As outstanding outcome of the H2020 project DIMAP, cirp showcased the first ever pneumatic robot in the world printed almost exclusively with PolyJetTM technology from Stratasys® at the exhibition formnext 2018.

A group of 12 partners from five different countries coordinated by PROFACTOR developed ink materials with special thermal and electrical conductive properties within the scope of the Project. Due to its qualities, these ink materials can be used for selected print heads as well as be tailored to suit future industrial applications in products.

The DIMAP SCARA robot displays impressively the potential of the PolyJetTM 3D-printing technology with new developed ink materials. SCARA is the abbreviation for Selective Compliance Assembly Robot Arm and describes a jointed-arm robot that can operate horizontally.

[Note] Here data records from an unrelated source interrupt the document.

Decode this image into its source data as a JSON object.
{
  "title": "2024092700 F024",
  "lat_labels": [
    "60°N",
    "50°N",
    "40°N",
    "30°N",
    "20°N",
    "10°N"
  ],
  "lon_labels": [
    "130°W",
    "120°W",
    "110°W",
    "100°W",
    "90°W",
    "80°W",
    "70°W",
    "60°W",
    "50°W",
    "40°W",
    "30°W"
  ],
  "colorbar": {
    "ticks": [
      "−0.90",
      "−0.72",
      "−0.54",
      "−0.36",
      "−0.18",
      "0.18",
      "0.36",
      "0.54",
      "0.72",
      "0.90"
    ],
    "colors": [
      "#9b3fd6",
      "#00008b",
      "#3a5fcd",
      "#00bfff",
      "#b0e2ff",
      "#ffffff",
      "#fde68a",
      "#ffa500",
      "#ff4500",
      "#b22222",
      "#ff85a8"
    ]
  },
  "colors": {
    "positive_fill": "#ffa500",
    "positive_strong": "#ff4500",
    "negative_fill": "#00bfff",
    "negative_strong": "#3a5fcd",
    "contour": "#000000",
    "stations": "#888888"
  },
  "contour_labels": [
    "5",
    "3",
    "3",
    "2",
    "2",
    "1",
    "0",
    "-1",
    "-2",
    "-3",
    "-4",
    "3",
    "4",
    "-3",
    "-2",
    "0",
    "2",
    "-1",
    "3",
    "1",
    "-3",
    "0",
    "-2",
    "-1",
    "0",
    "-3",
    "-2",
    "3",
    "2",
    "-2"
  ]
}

PolyJetTM is a 3D-printing technique where print heads jet layers of curable liquid photopolymer materials, so called inks, onto a build tray.  So layer by layer complex models get shaped. Multiple inks can be printed simultaneously in one layer to combine different characteristics or colors in one printed object. DIMAP aimed to develop ink materials with an innovative set of properties:

• Electrical conductive ink with silver nanoparticles to print conductive tracks
• Thermal conductive ink with ceramic nanoparticles for cool LED lights
• Foamed ink for light-weight applications
• Polyimide inks with excellent chemical and high temperature resistance.

 
A prototype PolyJetTM printer with extended processing features was created within the project to allow the printing process with the novel ink materials.

Two demonstrators were developed to test the printing suitability of the new ink formulations: a customizable luminaire and a pneumatically operated robot. Festo, a German supplier of pneumatic and electrical automation technology, was responsible for the design and startup of the DIMAP SCARA, which is a pneumatically actuated robot. Its functional plastic components have been printed with PolyJetTM additive manufacturing technology. Two movable axes display two different solutions for a printed rotary drive. Altair’s simulation software was used to optimize further structural components, such as the lightweight gripper. Additive manufacturing enabled a high functional integration with a small amount of components and a particularly light structure.